Deeper Dive: A Computational Tour de Force
In their Nature paper, the Harvard and Allen Institute group and coauthor Hood have produced a reconstruction of an excitatory nerve-cell network in the brain’s cortex at a subcellular level.
The work was a tour de force of two-photon fluorescence microscopy (to identify the nerve cells responding to a given orientation of visual lines), electron microscopy and computation. To connect the electron microscope images into a 3D reconstruction, the scientists first had to merge thousands of individual images for each slice into a single large image of the entire slice. They next aligned the adjacent slices. They could then combine these pairwise alignments over the entire stack to calculate exactly how to correct the distortion present in each slice and place its corrected image back into an aligned stack.

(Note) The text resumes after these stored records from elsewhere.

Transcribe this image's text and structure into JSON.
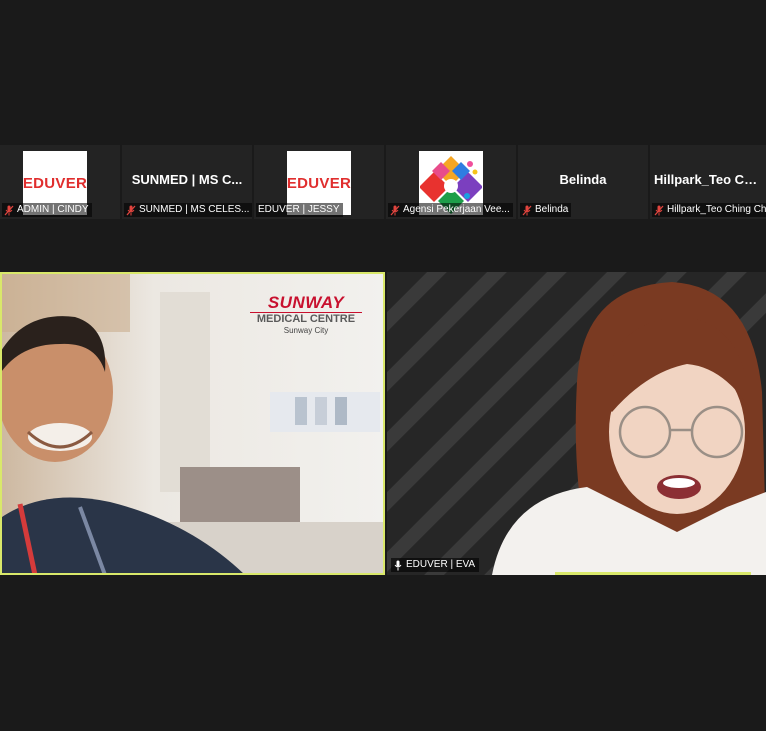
{
  "participants_strip": [
    {
      "display": "EDUVER",
      "label": "ADMIN | CINDY",
      "muted": true,
      "type": "logo"
    },
    {
      "display": "SUNMED | MS C...",
      "label": "SUNMED | MS CELES...",
      "muted": true,
      "type": "name"
    },
    {
      "display": "EDUVER",
      "label": "EDUVER | JESSY",
      "muted": false,
      "type": "logo"
    },
    {
      "display": "",
      "label": "Agensi Pekerjaan Vee...",
      "muted": true,
      "type": "colorful-logo"
    },
    {
      "display": "Belinda",
      "label": "Belinda",
      "muted": true,
      "type": "name"
    },
    {
      "display": "Hillpark_Teo  Chi...",
      "label": "Hillpark_Teo Ching Ch",
      "muted": true,
      "type": "name"
    }
  ],
  "main_videos": {
    "left": {
      "branding": {
        "line1": "SUNWAY",
        "line2": "MEDICAL CENTRE",
        "line3": "Sunway City"
      },
      "highlight_color": "#d9e86a"
    },
    "right": {
      "name_label": "EDUVER | EVA",
      "active_speaker_color": "#d9e86a"
    }
  },
  "colors": {
    "background": "#1a1a1a",
    "tile": "#232323",
    "muted_icon": "#e0443e",
    "eduver_red": "#e02e2e"
  }
}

The group only reconstructed 0.03 cubic millimeter of the mouse brain, a volume that would go into a teaspoon about 167,000 times. But this still resulted in about 10 million camera images, amounting to roughly 100 Terabytes of raw data—about the computer storage required for nearly 30 million high-resolution, large-format photographs.
Greg Hood’s work on this project was funded by a National Institutes of Health grant to The National Center for Multiscale Modeling of Biological Systems (MMBioS).